How soon we become distracted
By what impedes our view
To keep our eyes upon the Prize
Is not always easy to do

Lord, help us to be faithful
With love’s humility
And keep our eyes upon the Prize
In spite of what we see

Love never fails though often
We cannot understand
With earth-dimmed eyes we seek its Prize
Held in Love’s nail-scarred Hand

This world is torn and troubled
Yet we must journey on
Keeping our eyes upon the Prize
When life’s short race is run

Within this broken turmoil
Abides both hope and grace
Lifting our eyes toward the Prize
Beyond life’s little race

© Janet Martin

 

Knowledge and Wisdom




We may have knowledge
To cover the earth
But it’s what we do with it
That measures its worth

***

Knowledge on its own
Is not of much use
Knowledge without wisdom
Is like a tree without roots

***

One may absorb a world of knowledge
Yet be unprepared for the strife
Of living, for wisdom is not found in college
But in the lessons of life

***

Knowledge without wisdom
Is like a ship without a sail
Its hold is full of luggage
At the mercy of the gale

***

Knowledge is a hat
Wisdom is a crown

© Janet Martin

(I began this as a 'Thursday thoughts' post, but Thursday ran out of hours:)

The beginning of wisdom is this: Get wisdom. Though it cost all you have, get understanding. Prov. 4:7

Scripture teaches us the importance of knowledge and wisdom and understanding.

Arabesque Avalanche



The flowers walk past me while I’m standing still
The moon climbs the stairs to its heavenly hill
The moments that held such mystery and appeal
Fall into the fairway of history’s seal
It seems to happen while I’m standing still

The babies that held me are taller than I
Someday perhaps they will teach me to fly
It happens so quickly, the ebb and the flow
Over, beneath me, holding, letting go
Now my babies are bigger and braver than I

Arabesque oceans of hours and years
Surging in memory over thought’s phantom piers
Am I standing still while Time rushes ahead?
For I see a lifetime unravel its thread
In shimmering laughter and tears

© Janet Martin

Remember twirling on a rope-swing, spinning, spinning, then stopping while the world continued to tilt and twirl...that's what it feels like sometimes; Life, twirling by while I feel myself in slow-motion, trying to take it all in!
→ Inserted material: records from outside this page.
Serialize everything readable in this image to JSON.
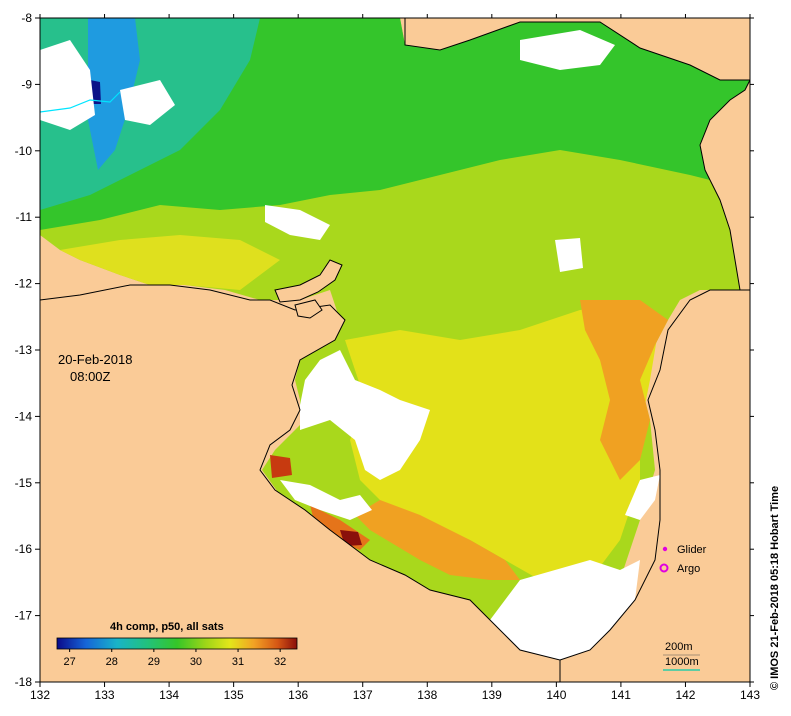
{
  "map": {
    "date": "20-Feb-2018",
    "time": "08:00Z",
    "credit": "© IMOS 21-Feb-2018 05:18 Hobart Time",
    "colorbar": {
      "title": "4h comp, p50, all sats",
      "ticks": [
        "27",
        "28",
        "29",
        "30",
        "31",
        "32"
      ],
      "range": [
        26.7,
        32.4
      ]
    },
    "legend": {
      "glider": "Glider",
      "argo": "Argo",
      "depth_200": "200m",
      "depth_1000": "1000m"
    },
    "x_ticks": [
      "132",
      "133",
      "134",
      "135",
      "136",
      "137",
      "138",
      "139",
      "140",
      "141",
      "142",
      "143"
    ],
    "y_ticks": [
      "-8",
      "-9",
      "-10",
      "-11",
      "-12",
      "-13",
      "-14",
      "-15",
      "-16",
      "-17",
      "-18"
    ],
    "colors": {
      "land": "#facb97",
      "cloud": "#ffffff",
      "glider": "#e000e0",
      "argo": "#e000e0",
      "depth_1000": "#00ccaa"
    }
  }
}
Moments are like bubbles...as we catch them they disappear.



Thursday, May 30, 2013

Wanderers...



 

We never know where we will wander
Over the misty morn
Or back to the days of childhood
Where memories are tarnished and worn
Together we traverse the rafters
Of midnight; the moon-garnished sea
Drinking the hope and the laughter
Of echoes or what yet might be

The pathway of thought and desire
Suffers no boundaries
We ruffle the hemlock spire
With longing’s languid melodies
Deeds are the dust that we reckon
Words are the letters we blend
But now silver-soft eons beckon
Where only a thought can transcend

We never know where we will wander
When Muse spills her enchanting font
Giving permission to squander
White whispers of wishes and want
Beyond blue horizons we ramble
Reaching for perception’s vague ken  
As thought and I freely amble
In search of a poem to pen

© Janet Martin




Wednesday, May 29, 2013

As Daylight Closes its Doors





Dandelion halos gleam pink in the dusk
As daylight closes its doors
The air heavy-laden with mist-silver musk
Wafting from shimmering shores
Over the meadowland drifts the sweet swell
In lyrics of vesper and lark
As God breathes a masterpiece of fond farewell
Beneath the soft-stilly dark

Somnolent beauty in sable surrender
Where does the twilight begin?
Over the landscape in deepening splendor
Somewhere the night settles in
Against the emerald indulgence of noontide
Somber tones snuff shades of day
Draping a shawl over slumbering country-side
Ebony, charcoal and gray

Into the archives of never-returning
Dawn’s darling diadem slips
Gone is its pithy allotment of yearning
Erased by God’s fingertips
Dandelion halos fade into oblivion
As daylight fades into the deep
And all we have left of its azure pavilion
Are love’s tender memories to keep

© Janet Martin


We are at the time of year when the sun sets at the end of the highway... one never can tell where the light stops and the dark begins; it moves in deepening, deepening but how, we cannot tell!